Design We searched MEDLINE and the Cochrane Central Register of Controlled Trials for reports of randomized controlled trials of noninferiority and equivalence hypotheses published between January 1, 2003, and December 31, 2004.

Main Outcome Measures Data extracted by use of a standardized form involved assessment of choice of noninferiority or equivalence margins, sample size calculation, sets of patients analyzed, method of statistical testing and reporting results, and conclusions.
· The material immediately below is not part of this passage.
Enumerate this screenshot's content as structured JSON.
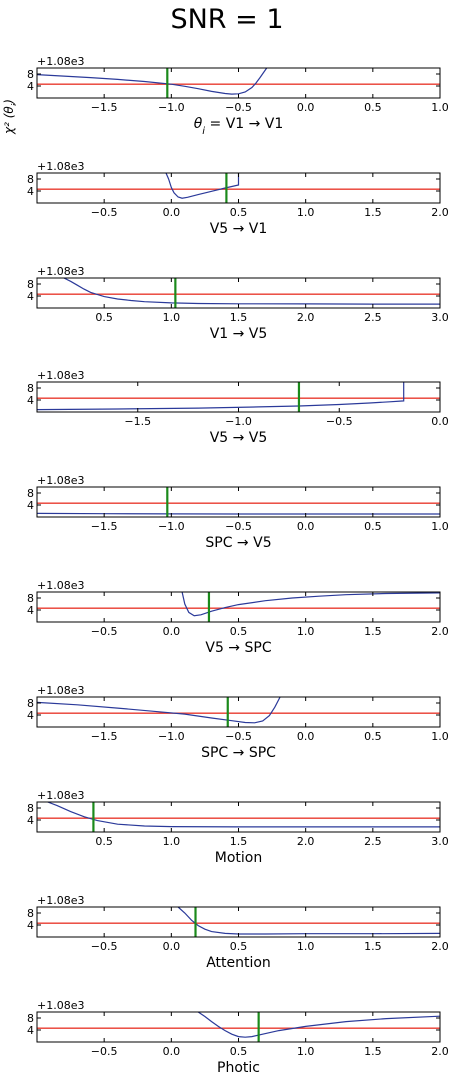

Results A total of 162 reports were included in the analysis (116 reports of noninferiority and 46 of equivalence). The margin defining noninferiority or equivalence was described in most reports (156 [96.3%]), with justification of the margin in only 33 (20.4%). Almost one quarter of the reports (35 [21.6%]) did not describe a sample size calculation, and an additional 11 (6.8%) did not take into account a prespecified noninferiority or equivalence margin. Less than half of the reports (69 [42.6%]) described both an intent-to-treat (ITT; all randomized patients are included in the analysis) or modified ITT (patients who never received treatment are excluded) and per-protocol (patients who did not complete the treatment are excluded) analysis, and only about half of those (39 [56.5%]) described both types of results. Results were displayed with confidence intervals in 136 reports (84.0%). Only 33 articles (20.3%) fulfilled reporting requirements specific to noninferiority and equivalence trials, 4 of them (12.1%) with misleading conclusions.

Conclusions Reporting of noninferiority and equivalence trials has important deficiencies: absence of noninferiority or equivalence margin, only an ITT (or a per-protocol) analysis performed, and results not adequately reported. Moreover, even for articles fulfilling these requirements, conclusions are sometimes misleading.